Bahn droht mit Vertragsauflösung

Datteln.  Für Datteln 4-Gegner fühlte sich der Dienstag an wie Heiligabend. Die Meldung, die Deutsche Bahn drohe mit der Auflösung des mit Eon vor acht Jahren ausgehandelten Stromliefervertrags, sorgte in der Dattelner Meistersiedlung für Glücksgefühle. „Eine schöne nachträgliche Bescherung“, frohlockt Rainer Köster, Sprecher der Kraftwerksgegner.

Sollte die Bahn tatsächlich diesen Vertrag aufkündigen, der Eon Einnahmen von mehreren hundert Millionen Euro sicherte, könnte das der Todesstoß für Datteln 4 sein, mutmaßen Gegner.

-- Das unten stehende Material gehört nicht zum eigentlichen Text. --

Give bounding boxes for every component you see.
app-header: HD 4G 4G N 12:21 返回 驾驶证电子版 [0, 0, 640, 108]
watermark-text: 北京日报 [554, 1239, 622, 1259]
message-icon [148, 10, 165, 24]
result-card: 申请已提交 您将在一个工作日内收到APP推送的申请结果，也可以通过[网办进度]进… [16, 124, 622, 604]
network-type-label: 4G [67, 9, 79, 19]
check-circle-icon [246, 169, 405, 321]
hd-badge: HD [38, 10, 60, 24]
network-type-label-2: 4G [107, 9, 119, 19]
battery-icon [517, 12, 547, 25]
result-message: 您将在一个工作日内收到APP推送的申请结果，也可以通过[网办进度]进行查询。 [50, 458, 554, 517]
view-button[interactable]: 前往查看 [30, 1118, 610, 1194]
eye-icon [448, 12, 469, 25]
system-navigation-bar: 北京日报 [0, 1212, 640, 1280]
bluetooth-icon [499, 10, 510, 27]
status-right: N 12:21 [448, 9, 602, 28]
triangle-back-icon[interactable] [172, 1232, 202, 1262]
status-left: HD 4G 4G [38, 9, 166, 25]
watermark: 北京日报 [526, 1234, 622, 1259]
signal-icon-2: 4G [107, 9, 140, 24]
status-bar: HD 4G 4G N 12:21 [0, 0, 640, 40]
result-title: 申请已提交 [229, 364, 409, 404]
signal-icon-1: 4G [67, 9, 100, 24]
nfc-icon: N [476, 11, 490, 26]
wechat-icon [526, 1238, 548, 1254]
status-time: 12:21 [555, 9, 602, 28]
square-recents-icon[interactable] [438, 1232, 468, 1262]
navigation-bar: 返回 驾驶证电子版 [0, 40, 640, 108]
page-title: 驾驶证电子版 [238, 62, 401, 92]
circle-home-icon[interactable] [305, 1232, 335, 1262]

Denn dieser Liefervertrag sollte den wirtschaftlichen Betrieb des Steinkohlekraftwerks am Dortmund-Ems-Kanal auch in Zeiten der Energiewende sichern.

Es geht um die dauerhafte Abnahme von 413 Megawatt des 16,7-Hertz-Bahnstroms – gut ein Drittel der Leistung von Datteln 4. Geschlossen wurde der Vertrag 2007, im Jahr der Grundsteinlegung für Datteln 4, als die Zeiten für Betreiber konventioneller Kraftwerke noch rosiger waren. Damals waren die Strompreise hoch und Eon pocht auf die Einhaltung des lukrativen Vertrags. Die Bahn will dagegen nachverhandeln, droht mit Vertragsauflösung und sei auch schon im Gespräch mit dem Eon-Konkurrenten Steag, heißt es. 2012 hatte Steag der Bahn schon einmal angeboten, Bahnstrom aus Lünen zu liefern.

Seit Jahren bezieht die Deutsche Bahn rund 20 Prozent ihres Strombedarfs aus Datteln. Zweites Faustpfand für Datteln 4 ist die Fernwärme. Datteln 4 könnte laut Eon bis zu 100 000 Haushalte in der Region versorgen. Der Bau der 13 Kilometer langen Fernwärmeleitung nach Recklinghausen-Grullbad ist jüngst von der Bezirksregierung genehmigt worden.

Der Streit mit dem Großkunden Deutsche Bahn kommt für Eon zur Unzeit. Zum Jahreswechsel wird die Aufspaltung des Energiekonzerns vollzogen. Die neue Kraftwerksgesellschaft Uniper geht an den Start. Mit im Portfolio unrentabel gewordener Kraftwerke: Datteln 4. Gegner des fast fertiggestellten Kraftwerks bezeichnen Uniper spöttisch als „Bad Bank“. Ohne den Bahnstromvertrag stünde Datteln 4 in der Tat auf wirtschaftlich wackeligen Beinen. Nach dem Scheitern vor Gericht in 2009/2010 und dem weitreichenden Baustopp gab es 2014 den neuen Bebauungsplan der Stadt Datteln. Im Januar erwartet der Konzern die immissionsschutzrechtliche Genehmigung der Bezirksregierung Münster – praktisch die Bau- und Betriebserlaubnis. Innerhalb der nächsten zwei Jahre soll Datteln 4 fertiggebaut und am Netz sein. An einen Ausstieg denke bei Eon/Uniper niemand.

Kraftwerksgegner wie die IG Meistersiedlung, der BUND und die Stadt Waltrop wollen Datteln 4 mit neuen Klagen scheitern lassen.